55 yo female with diabetes who presented with headache and fever and sinusitis (diagnosed on prior outside maxface CT). For the last several hours later had worsening symptoms and altered mental status changes.

MR flair; Post contrast T1-w axial and sagittal; MR diffusion; MR susceptibility; MR T2-w spin-echo

MR flair
1. There is evidence of extensive leptomeningitis on MR flair with findings mostly in the hyperacute humeral immune phase of infection.
2. There is prominent mucosal edema in the paranasal sinuses and within the sella and within the retroglobal orbital soft tissue plus inflammation in the nasopharyngeal soft tissues. It  is possible that the leptomeningitis is related to nasopharyngeal infection spreading into the sella and secondarily into the CSF.

MR T1-w post contrast
1. There is evidence of the contrast enhancement of the dura and pial surfaces consistent with the proinflammatory phase of the leptomeningeal infection. 
2. There is pachymeningitic basilar meningitis, plus epidural venous engorgement in the upper cervical spine, plus mucosal enhancement of the nasopharyngeal mucosa, and enhancement of a persistent nasopharyngeal canal into the sella. The combination of findings from the contrast enhanced sequences plus the MR flair sequence are consistent with post infectious changes of differing ages. Likely the nasopharyngeal infections came first. It spread to the sella via the persistent nasopharyngeal canal causing basilar pachymeningitis and later spread to the CSF causing the more hyperacute leptomeningitis. 

MR diffusion
1. The DWI demonstrates the subpial edema is a similar manner and distribution as evident on the MR flair. There is no cerebritis.
2. The ADC map demonstrates restriction in the right anterior temporal fossa, possibly an early subdural empyema, despite not being evident on the T1-w post contrast sequence.

MR susceptibility (SWI)
1. Developmental right transmantle parietal venous anomaly
2. The cortical pial vessels are not as well seen as expected raising the possibility of early arterial vasospasm.

T2-w spin-echo MR
1. Evidence of early raised intracranial pressure with optic hydrops and downward cerebellar tonsillar displacement.

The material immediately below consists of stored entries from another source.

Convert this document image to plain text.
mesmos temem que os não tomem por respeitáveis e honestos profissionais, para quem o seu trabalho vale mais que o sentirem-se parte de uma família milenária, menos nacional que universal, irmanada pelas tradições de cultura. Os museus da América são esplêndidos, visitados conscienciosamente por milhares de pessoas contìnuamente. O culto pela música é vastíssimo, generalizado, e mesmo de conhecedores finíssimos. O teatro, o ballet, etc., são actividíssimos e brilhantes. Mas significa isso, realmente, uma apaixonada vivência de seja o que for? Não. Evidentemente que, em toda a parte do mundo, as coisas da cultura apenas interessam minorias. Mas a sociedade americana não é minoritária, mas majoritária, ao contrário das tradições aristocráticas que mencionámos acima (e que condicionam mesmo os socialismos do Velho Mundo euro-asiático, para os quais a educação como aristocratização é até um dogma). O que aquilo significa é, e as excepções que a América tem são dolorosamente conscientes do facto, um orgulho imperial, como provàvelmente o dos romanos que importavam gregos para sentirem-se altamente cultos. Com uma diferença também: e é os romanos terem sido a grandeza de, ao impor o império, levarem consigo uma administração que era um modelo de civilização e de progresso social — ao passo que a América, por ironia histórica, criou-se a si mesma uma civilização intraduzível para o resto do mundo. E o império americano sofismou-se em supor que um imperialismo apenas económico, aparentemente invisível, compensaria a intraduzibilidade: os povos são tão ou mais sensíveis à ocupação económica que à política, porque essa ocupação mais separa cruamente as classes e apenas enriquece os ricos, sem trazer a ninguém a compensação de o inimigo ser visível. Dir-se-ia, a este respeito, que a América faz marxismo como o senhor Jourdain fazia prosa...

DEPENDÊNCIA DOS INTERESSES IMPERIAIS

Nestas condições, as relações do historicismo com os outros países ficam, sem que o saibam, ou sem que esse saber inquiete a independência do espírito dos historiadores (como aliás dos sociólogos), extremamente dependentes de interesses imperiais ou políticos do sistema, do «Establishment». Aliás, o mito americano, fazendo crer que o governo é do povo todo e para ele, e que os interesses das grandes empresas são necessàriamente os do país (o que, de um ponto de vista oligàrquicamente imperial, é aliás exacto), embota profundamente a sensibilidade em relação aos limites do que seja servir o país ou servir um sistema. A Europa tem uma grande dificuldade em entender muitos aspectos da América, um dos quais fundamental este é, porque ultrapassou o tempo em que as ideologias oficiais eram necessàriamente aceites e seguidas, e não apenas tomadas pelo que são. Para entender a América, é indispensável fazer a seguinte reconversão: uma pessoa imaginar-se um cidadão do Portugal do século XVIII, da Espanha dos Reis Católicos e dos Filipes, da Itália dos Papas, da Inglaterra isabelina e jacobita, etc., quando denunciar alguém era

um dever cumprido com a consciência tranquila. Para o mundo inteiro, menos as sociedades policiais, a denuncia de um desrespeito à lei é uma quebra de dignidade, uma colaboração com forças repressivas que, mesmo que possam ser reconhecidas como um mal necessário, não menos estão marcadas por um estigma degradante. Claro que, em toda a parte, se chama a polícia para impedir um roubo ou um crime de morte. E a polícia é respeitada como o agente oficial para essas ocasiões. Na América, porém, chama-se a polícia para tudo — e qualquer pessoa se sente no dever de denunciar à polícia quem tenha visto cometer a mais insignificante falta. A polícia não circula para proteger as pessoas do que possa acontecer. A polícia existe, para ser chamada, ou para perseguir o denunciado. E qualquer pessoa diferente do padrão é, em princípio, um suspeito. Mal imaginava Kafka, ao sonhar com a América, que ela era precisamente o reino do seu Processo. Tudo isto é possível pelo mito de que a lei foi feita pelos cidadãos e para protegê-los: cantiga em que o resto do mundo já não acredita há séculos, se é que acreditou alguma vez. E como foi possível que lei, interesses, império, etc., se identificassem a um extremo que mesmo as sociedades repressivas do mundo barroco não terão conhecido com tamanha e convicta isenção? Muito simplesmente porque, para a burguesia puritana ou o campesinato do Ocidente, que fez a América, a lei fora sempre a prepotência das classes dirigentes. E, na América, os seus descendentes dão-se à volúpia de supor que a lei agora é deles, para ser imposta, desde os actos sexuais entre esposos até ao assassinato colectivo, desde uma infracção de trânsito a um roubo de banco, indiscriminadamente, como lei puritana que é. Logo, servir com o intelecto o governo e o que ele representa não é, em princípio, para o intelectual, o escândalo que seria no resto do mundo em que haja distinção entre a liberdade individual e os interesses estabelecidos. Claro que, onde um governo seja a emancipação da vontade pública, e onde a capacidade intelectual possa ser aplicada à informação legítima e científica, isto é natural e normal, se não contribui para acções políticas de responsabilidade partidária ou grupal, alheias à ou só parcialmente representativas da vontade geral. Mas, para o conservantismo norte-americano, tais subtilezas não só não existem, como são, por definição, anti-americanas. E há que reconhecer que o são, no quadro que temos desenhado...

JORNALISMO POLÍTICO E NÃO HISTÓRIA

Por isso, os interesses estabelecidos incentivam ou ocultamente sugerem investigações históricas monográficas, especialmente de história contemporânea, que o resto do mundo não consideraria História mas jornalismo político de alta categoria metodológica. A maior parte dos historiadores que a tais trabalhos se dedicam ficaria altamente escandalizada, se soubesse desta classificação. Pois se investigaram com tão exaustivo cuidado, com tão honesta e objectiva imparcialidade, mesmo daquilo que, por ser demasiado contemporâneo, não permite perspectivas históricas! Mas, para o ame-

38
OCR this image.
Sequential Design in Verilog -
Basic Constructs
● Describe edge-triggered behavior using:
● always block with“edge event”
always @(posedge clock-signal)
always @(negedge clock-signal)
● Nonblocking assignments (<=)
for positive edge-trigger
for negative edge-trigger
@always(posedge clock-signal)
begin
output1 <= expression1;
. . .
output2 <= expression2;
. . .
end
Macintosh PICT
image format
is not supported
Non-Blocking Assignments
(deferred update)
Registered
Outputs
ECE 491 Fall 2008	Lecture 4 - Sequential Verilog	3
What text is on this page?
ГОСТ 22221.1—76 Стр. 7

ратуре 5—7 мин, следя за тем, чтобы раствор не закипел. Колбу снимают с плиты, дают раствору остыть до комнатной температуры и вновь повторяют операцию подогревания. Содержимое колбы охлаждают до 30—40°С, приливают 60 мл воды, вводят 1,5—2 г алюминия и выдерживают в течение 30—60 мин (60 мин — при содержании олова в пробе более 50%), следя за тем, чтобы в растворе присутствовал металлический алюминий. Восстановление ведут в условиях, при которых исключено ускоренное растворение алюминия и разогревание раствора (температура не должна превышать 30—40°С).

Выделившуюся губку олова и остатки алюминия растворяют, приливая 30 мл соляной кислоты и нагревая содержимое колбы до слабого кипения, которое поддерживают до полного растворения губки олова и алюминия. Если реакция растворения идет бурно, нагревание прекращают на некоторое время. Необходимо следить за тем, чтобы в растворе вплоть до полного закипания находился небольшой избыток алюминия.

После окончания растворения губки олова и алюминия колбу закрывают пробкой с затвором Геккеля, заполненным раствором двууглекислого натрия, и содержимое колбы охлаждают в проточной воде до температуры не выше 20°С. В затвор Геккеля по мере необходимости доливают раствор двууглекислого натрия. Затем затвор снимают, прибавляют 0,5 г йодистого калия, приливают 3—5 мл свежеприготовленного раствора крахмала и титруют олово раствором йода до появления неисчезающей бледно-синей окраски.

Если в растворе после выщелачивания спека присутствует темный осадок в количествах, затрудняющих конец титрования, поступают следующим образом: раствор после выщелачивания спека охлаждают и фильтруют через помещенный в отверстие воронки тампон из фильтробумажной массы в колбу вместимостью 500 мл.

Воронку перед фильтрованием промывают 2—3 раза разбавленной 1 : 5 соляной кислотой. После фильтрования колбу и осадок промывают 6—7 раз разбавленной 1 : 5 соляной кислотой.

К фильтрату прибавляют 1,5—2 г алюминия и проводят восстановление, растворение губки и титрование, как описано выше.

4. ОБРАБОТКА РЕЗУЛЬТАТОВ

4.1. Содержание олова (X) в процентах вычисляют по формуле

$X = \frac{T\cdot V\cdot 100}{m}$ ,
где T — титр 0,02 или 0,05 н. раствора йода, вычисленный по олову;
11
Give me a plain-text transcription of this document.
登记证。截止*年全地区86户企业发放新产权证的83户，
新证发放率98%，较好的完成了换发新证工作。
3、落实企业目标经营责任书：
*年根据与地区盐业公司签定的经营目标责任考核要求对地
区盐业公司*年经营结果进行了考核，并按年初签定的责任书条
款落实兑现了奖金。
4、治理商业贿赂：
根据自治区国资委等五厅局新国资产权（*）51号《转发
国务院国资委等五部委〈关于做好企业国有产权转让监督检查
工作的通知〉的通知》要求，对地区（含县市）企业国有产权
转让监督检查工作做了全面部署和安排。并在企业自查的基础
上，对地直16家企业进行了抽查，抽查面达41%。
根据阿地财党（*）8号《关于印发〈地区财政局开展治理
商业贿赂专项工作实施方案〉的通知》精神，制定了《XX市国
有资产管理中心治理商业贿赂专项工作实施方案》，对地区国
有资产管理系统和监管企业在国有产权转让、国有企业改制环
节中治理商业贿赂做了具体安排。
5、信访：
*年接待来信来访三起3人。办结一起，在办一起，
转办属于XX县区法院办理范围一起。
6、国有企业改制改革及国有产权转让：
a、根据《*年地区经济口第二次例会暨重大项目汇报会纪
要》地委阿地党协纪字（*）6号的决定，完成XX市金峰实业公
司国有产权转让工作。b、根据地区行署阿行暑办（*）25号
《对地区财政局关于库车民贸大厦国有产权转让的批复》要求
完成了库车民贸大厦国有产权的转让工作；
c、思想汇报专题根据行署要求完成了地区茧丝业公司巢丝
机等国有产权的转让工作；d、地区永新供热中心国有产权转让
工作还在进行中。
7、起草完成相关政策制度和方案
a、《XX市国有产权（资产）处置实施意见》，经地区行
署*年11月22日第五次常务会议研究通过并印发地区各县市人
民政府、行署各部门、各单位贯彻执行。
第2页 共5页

1. There is evidence of nasopharyngeal and upper cervical mucosal inflammation that appears to have spread through a persistent nasopharyngeal canal into the sella. From there, it produced a secondary basilar leptomeningitis. The more recent hyperacute  leptomeningitis is likely the result of septacemia spread from the nasopharyngitis to the leptomeninges. This process likely extended over several days, which accounts for the concurrent presence of inflammatory meningitis in the region of the sella, and hyperacute humeral or early proinflammatory timeframe for the remaining leptomeningitis.

2. There is SWI of an early subdural empyema in the right temporal fossa.

3. The paranasal sinusitis, although prominent is not likely the cause for the leptomeningitis.

1. Primary leptomeningitis spread via septicemia (viral or pyogenic) producing imaging features that evolve in a predictable way. But, leptomeningitis can appear like a primary type, when it is not direct extension from an adjacent paracranial infection, but the initial infections produces a septacemia causing the delay leptomeningitis, while the initial infections produces an adjacent secondary CNS infection. The two components, as in this case, exhibit different stages of activity.

2. Whenever, there are features of leptomeningitis that have features of variable age be especially careful to search for an unusual infections source.